Don’t Want to Own Gold or Silver: Buy the Farm

Ed. Note:

Welcome to “Part 3” of an extended conversation I recently had with my colleague and seasoned journalist Chris Preston. Today’s topics include soft commodities, why you should buy a farm, and why natural gas prices can’t get much cheaper. If you missed Part 1 and Part 2 of our conversation, click on these links.

Chris: What would you recommend for the gold and silver averse in terms of resource investing?

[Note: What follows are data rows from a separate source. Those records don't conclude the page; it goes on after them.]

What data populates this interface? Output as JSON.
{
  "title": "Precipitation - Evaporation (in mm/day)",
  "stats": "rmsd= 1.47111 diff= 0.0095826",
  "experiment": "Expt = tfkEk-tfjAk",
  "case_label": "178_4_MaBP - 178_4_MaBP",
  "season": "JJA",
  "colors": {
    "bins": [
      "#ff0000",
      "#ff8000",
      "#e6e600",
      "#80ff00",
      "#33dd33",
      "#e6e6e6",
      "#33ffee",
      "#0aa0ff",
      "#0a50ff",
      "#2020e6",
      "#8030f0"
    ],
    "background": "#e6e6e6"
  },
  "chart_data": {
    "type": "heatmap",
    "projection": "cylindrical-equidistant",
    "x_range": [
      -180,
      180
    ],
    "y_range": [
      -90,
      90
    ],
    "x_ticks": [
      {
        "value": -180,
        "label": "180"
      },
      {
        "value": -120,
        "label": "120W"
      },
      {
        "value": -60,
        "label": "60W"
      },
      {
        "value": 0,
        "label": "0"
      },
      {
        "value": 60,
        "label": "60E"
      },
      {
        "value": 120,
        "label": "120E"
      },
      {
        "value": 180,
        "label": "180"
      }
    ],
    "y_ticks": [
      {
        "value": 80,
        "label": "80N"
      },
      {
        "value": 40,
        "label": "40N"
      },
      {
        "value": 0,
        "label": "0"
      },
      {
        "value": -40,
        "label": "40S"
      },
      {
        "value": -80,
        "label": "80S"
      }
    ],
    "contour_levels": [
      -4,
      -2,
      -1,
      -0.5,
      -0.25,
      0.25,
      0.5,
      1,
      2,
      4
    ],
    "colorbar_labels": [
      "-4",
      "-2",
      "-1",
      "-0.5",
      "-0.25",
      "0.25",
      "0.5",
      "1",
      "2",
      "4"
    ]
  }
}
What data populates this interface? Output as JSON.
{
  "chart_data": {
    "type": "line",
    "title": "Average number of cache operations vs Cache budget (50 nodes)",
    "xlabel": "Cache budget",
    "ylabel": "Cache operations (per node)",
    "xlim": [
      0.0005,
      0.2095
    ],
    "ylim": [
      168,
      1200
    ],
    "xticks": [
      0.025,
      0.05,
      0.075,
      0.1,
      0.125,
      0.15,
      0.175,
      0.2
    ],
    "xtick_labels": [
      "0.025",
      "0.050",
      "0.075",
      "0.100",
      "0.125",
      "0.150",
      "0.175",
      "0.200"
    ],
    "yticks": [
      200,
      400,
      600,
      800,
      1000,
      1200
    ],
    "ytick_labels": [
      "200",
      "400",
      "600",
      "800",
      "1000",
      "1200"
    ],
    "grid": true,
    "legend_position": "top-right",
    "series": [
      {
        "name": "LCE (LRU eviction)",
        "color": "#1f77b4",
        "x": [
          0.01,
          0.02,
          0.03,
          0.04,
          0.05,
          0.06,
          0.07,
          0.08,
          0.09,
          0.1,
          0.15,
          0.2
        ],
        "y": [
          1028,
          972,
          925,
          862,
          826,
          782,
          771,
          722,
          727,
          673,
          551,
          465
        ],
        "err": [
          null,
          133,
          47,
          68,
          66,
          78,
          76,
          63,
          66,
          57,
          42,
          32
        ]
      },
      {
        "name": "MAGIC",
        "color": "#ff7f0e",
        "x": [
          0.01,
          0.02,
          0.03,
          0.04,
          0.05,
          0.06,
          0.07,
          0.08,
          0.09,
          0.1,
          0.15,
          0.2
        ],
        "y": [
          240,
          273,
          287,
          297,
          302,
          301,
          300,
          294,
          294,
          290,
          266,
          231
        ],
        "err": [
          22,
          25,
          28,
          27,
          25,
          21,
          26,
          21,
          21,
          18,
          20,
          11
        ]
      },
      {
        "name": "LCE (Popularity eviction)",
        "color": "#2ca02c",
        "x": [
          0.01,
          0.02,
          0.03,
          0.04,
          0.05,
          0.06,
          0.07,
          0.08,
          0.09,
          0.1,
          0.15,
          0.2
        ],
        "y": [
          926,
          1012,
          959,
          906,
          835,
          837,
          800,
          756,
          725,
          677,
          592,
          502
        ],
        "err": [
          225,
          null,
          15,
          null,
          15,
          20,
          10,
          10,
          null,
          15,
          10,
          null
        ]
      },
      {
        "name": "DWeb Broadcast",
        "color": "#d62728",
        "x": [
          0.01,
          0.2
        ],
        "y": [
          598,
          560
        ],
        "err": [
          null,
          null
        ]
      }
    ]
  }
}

Kevin: If you don’t want to own physical gold or silver – putting it in a safe, hiding it in your house or on your property – I think the next best thing would be to own an operating and profitable farm. Agriculture is kind of like the laggard in this commodity bull market. We’ve seen oil, gold, copper, silver – almost everything in the hard commodity world – rise two, three, four, five times in this 12-year commodity bull run we’ve been in. But we haven’t really seen that price movement so much lately in the soft commodities – cotton, corn, wheat, cattle, pork bellies, coffee.

Jim Rogers always talks about how the age of the average farmer in the United States is 58. There’s going to be a real absence of farmers out there and there’s going to be a real need for productive farms. Everyone is kind of in the mindset that this is in the information age and that we only need to trade bits of paper and “ones” and “zeros” over the Internet. People think we’re an information society and we don’t make anything anymore. And that’s great. But we still have to eat food.

Chris: And there are more mouths to feed than ever.

Kevin: Right, there are more people. And farm land acreage has been dwindling in the United State since the late ‘60s. So possibly the biggest leg up in the commodity bull market is going to be in agriculture. It’s kind of tricky to trade futures. I have no interest in doing that, and very few people can actually access that market. So the best thing is to start a farm yourself or to buy shares of companies that are likely to benefit from much higher soft-commodity prices.

Chris: I believe 2011 was a record year for U.S. farm profits – and that’s with less of them than there were years ago.

Kevin: Yeah, and part of that was because of some weakness in the oil market relative to everything else. And that’s another thing – I think we’re going to see much higher oil prices over the next 10, 20, 30 years. Energy analyst Jeff Rubin (author of Why Your World is About to Get a Whole Lot Smaller) says we’re going to see a reversal – you hear about our politicians complaining about sending our jobs overseas, and that’s largely because of oil. It’s cheap to send components to Asia, have things assembled and built there and shipped back. As oil gets more expensive, that kind of dynamic is going to shift back to more local labor.

When on one side of the scale you have really cheap labor, and on the other side of the scale you have really expensive oil, eventually that oil is going to outweigh the cheap labor. So it’s going to make a lot more sense to have stuff built here in Vermont than it will to have it built in Thailand or outside of Beijing or Singapore. In a way that’s a good thing. Obviously it’s not a good thing to have to spend more to drive to see your family, or to get to work. But it would be a good thing in that we’ll see a huge reversal in production coming back to the United States.

Chris: Do you see natural gas prices remaining as low as they’ve been?

Kevin: I think that we’re going to look back in 10 years and ask, “Why didn’t we buy more natural gas when it was less than $2 per thousand cubic feet?” I think this is one of those market anomalies. I’ve been saying natural gas is cheap for years now. But, as we know, things can always get cheaper. I think now we’re really close to a point where we might see some sideways trading. It’s almost impossible for nat gas prices to get any lower. Now we’re at the point where most natural gas producers’ costs are higher than the current natural gas price is. So we’re going to see people going out of business, we’re going to see lots of consolidation, and we’re going to see strong energy companies like Exxon (NYSE: XOM) buying up strong natural gas companies like Chesapeake Energy (NYSE: CHK) – which I own – at fire-sale prices, and that’s going to be a huge revenue stream for them for decades to come.

If you’re not buying natural gas assets now, I think you’re making a big mistake. I think it’s one of the best investments you can make.